Porträt Gerard Reyes wäre gern Backgroundtänzer bei Janet Jackson geworden, aber es kam anders. Der Tänzer aus Kanada zeigt heute und am Samstag ein Solo in der Tanzfabrik

Auf der Suche nach einer Gender-unabhängigen Sexualität: Gerard Reyes Foto: Alejandro Santiago

von Astrid Kaminski

Wäre es nach seiner Mutter gegangen, wäre Gerard Reyes kanadischer Premierminister geworden. Denn die Mutter, eingewandert aus Uruguay, hatte große Erwartungen an den ersten Kanadier, den sie geboren hat. Und tatsächlich hat es der Sohn geschafft, ganz oben mitzutanzen, allerdings nicht metaphorisch. Gerard Reyes ist Tänzer geworden.

Jahrelang arbeitete er für international tourende Compagnien, am intensivsten für die bekannte Choreografin Marie Chouinard. Noch im letzten Jahr war er mit deren irrwitziger Choreografie zu Henri Michaux’ meskalingetriebenen Tuschezeichnungen in Berlin: Figurinen, in prismenartige Bewegungsüberlagerungen aufgebrochen und durch das Zuschauerauge wieder fixiert. Ein gruppenchoreografisches Glanzstück mit höchstem Anspruch an Bewegungsapparat und -denken.

Inzwischen regiert Reyes die Bühne solistisch. Auf der Suche nach einer Gender-unabhängigen Sexualität. Einer Körpersprache, die nicht wie die scheinbaren Gesetze des Pas de deux davon ausgeht, dass Frauen Blumen sind und Männer instinktgetriebene Schwerstarbeiter. Aber auch nicht davon, dass es keine Blumen und keinen Instinkt gibt.

Wir sitzen unter einem missmutigen Berliner Sommerhimmel, es ist frisch, und ich warte lange auf den Moment, in dem Gerard die Trainingsjacke über seine muskulösen Arme streift. Er ist noch gut aufgewärmt von seiner Probe für die Berliner Präsentation von „The Principle of Pleasure“ im Rahmen der Tanzfabrik. Seine Studiozeit in den Uferstudios im Wedding hat er ein bisschen überzogen, die Nachnutzer damit genervt, sich husch-husch abgeschminkt. Unter den Augen sind die dunklen Lidstriche übrig geblieben. Auch der grüne Glimmer auf den Wangenknochen.

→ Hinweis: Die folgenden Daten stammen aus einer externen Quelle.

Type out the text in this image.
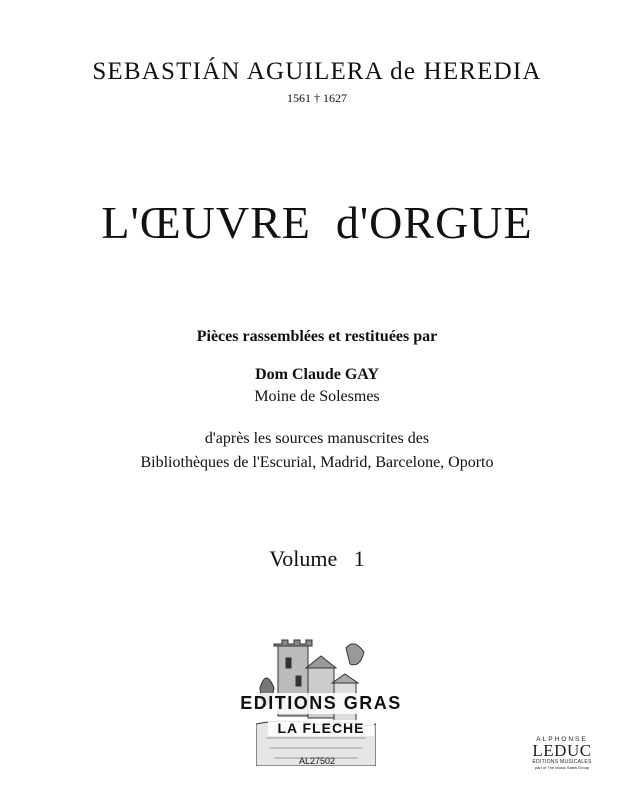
SEBASTIÁN AGUILERA de HEREDIA
1561 † 1627
L'ŒUVRE  d'ORGUE
Pièces rassemblées et restituées par
Dom Claude GAY
Moine de Solesmes
d'après les sources manuscrites des
Bibliothèques de l'Escurial, Madrid, Barcelone, Oporto
Volume   1
EDITIONS GRAS
LA FLECHE
AL27502
ALPHONSE
LEDUC
ÉDITIONS MUSICALES
part of The Music Sales Group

Seit zwei Jahren ist Gerard Reyes in Berlin. Sein Ehemann bekam als Historiker eine Stelle angeboten. Das war die Chance, im Leben und Tanzen einiges zu ändern. Immer mehr hatte der Tänzer die Pause zwischen den Tourneen genutzt, um bei Vogue-Größen wie Archie Burnett, Jose Xtravaganza, Danielle Polanco und Benny Ninja zu lernen. Die wichtigste Lektion bestand in einer Änderung seines Verhältnisses zum Spiegel. Eine Art Beziehungstherapie. Danach war der Spiegel nicht mehr, wie so oft im (klassischen) Tanz, Mittel der Kritik, sondern Partner. Einer, der herausfordert, auffordert, Begehren weckt.

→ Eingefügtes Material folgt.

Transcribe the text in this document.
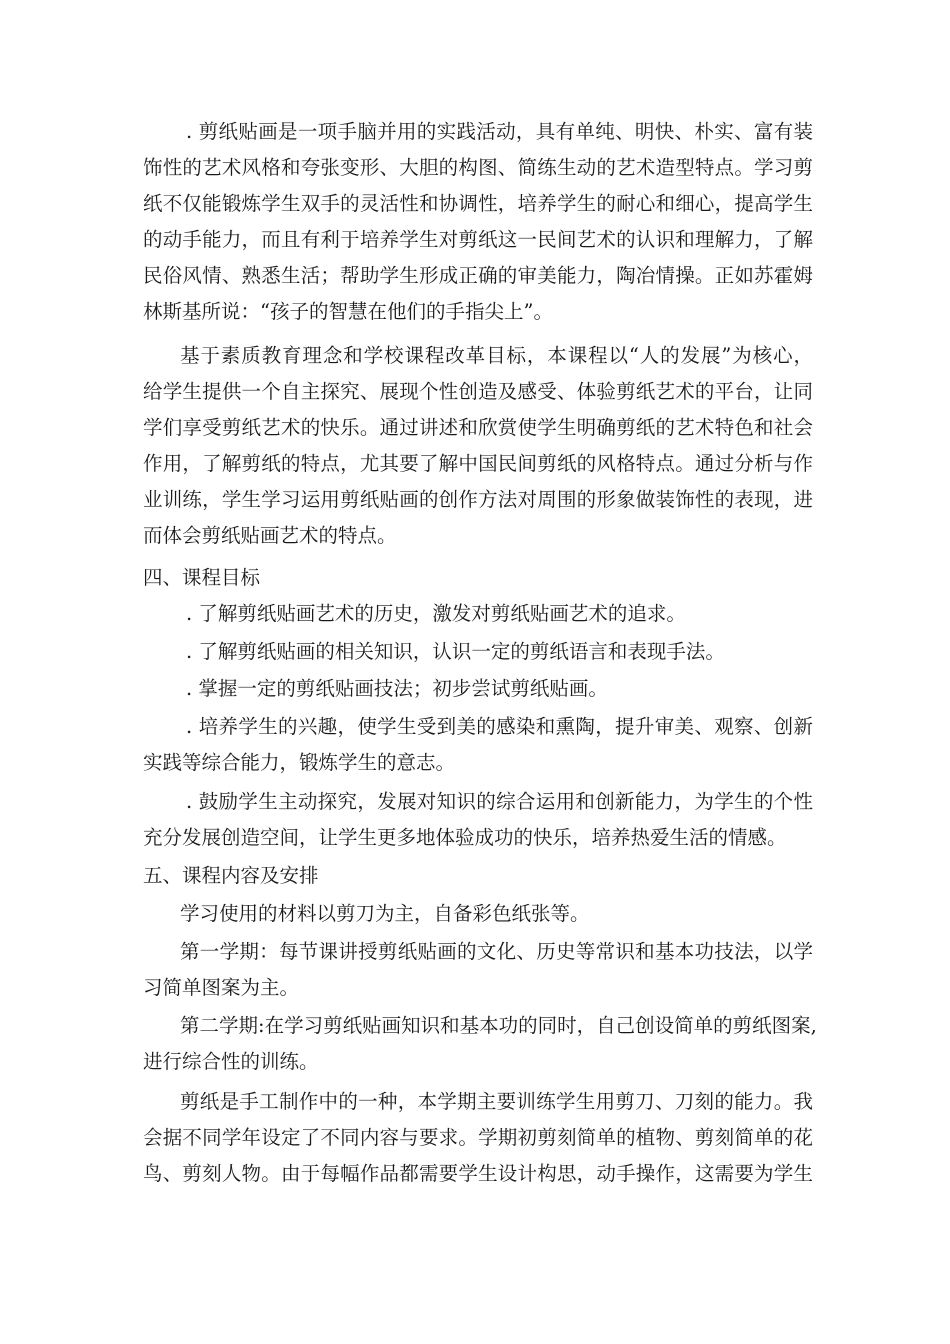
. 剪纸贴画是一项手脑并用的实践活动，具有单纯、明快、朴实、富有装
饰性的艺术风格和夸张变形、大胆的构图、简练生动的艺术造型特点。学习剪
纸不仅能锻炼学生双手的灵活性和协调性，培养学生的耐心和细心，提高学生
的动手能力，而且有利于培养学生对剪纸这一民间艺术的认识和理解力，了解
民俗风情、熟悉生活；帮助学生形成正确的审美能力，陶冶情操。正如苏霍姆
林斯基所说：“孩子的智慧在他们的手指尖上”。
基于素质教育理念和学校课程改革目标，本课程以“人的发展”为核心，
给学生提供一个自主探究、展现个性创造及感受、体验剪纸艺术的平台，让同
学们享受剪纸艺术的快乐。通过讲述和欣赏使学生明确剪纸的艺术特色和社会
作用，了解剪纸的特点，尤其要了解中国民间剪纸的风格特点。通过分析与作
业训练，学生学习运用剪纸贴画的创作方法对周围的形象做装饰性的表现，进
而体会剪纸贴画艺术的特点。
四、课程目标
. 了解剪纸贴画艺术的历史，激发对剪纸贴画艺术的追求。
. 了解剪纸贴画的相关知识，认识一定的剪纸语言和表现手法。
. 掌握一定的剪纸贴画技法；初步尝试剪纸贴画。
. 培养学生的兴趣，使学生受到美的感染和熏陶，提升审美、观察、创新
实践等综合能力，锻炼学生的意志。
. 鼓励学生主动探究，发展对知识的综合运用和创新能力，为学生的个性
充分发展创造空间，让学生更多地体验成功的快乐，培养热爱生活的情感。
五、课程内容及安排
学习使用的材料以剪刀为主，自备彩色纸张等。
第一学期：每节课讲授剪纸贴画的文化、历史等常识和基本功技法，以学
习简单图案为主。
第二学期:在学习剪纸贴画知识和基本功的同时，自己创设简单的剪纸图案,
进行综合性的训练。
剪纸是手工制作中的一种，本学期主要训练学生用剪刀、刀刻的能力。我
会据不同学年设定了不同内容与要求。学期初剪刻简单的植物、剪刻简单的花
鸟、剪刻人物。由于每幅作品都需要学生设计构思，动手操作，这需要为学生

Der Vogue-Style, ursprünglich ein Community- und Wettbewerbstanz der schwarzen New Yorker Homosexuellen und Transgenderszene, populär geworden durch Madonnas gleichnamigen Clip, funktioniert für Reyes nach der Formel: „Voguing is playing“: „Alles das spielen, was dir die Gesellschaft nicht zugesteht zu sein“.

Seine Geschichte fängt in Barrie an, eine Stunde nördlich von seiner Geburtsstadt Toronto, wohin er im Alter von sechs Jahren umziehen musste. Eine Hockeystadt, in der das Kind weißer Einwanderer aus Uruguay sich fremd fühlte. Er wurde gehänselt, nur weil er die Hände anders hielt als andere. Die Schule schaffte er emotional allein deshalb, weil er sich früh selbst beibrachte zu meditieren.

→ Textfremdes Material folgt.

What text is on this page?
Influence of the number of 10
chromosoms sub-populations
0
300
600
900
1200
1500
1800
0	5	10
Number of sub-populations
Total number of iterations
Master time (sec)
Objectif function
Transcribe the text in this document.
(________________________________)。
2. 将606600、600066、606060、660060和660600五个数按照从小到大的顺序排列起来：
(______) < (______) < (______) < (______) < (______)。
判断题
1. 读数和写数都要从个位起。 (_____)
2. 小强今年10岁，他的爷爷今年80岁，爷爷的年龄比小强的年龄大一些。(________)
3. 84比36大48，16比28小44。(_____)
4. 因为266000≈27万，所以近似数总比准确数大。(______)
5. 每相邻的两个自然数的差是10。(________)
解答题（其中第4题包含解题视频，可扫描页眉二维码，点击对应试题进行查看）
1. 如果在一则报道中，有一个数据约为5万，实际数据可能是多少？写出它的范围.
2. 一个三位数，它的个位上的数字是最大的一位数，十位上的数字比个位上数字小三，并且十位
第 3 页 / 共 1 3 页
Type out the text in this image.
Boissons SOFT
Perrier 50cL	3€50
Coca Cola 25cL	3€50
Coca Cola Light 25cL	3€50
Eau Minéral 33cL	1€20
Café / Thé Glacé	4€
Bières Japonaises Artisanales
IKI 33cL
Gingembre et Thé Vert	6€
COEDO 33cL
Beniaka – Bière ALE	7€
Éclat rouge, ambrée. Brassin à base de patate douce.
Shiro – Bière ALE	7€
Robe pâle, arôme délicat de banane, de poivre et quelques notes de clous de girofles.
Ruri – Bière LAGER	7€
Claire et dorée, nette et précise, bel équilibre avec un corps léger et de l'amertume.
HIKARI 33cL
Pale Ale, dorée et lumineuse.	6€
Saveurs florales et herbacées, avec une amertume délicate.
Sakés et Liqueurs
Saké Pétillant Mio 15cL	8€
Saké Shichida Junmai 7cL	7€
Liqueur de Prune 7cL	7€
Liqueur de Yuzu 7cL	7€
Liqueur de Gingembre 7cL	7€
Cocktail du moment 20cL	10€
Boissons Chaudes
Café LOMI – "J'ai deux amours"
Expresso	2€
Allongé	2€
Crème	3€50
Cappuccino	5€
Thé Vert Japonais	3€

Dass er trotz seines Interesses für Naturwissenschaften die Körperreglementierungskunst Tanz studierte, liegt an Janet Jackson. Bei ihr wollte er Backgroundtänzer werden. Aber obwohl er die Choreos vielfach lernte, schlug er doch immer wieder andere Wege ein. Für einen, der selbst etwas zu sagen hat, ist das vielleicht nicht das schlechteste Schicksal.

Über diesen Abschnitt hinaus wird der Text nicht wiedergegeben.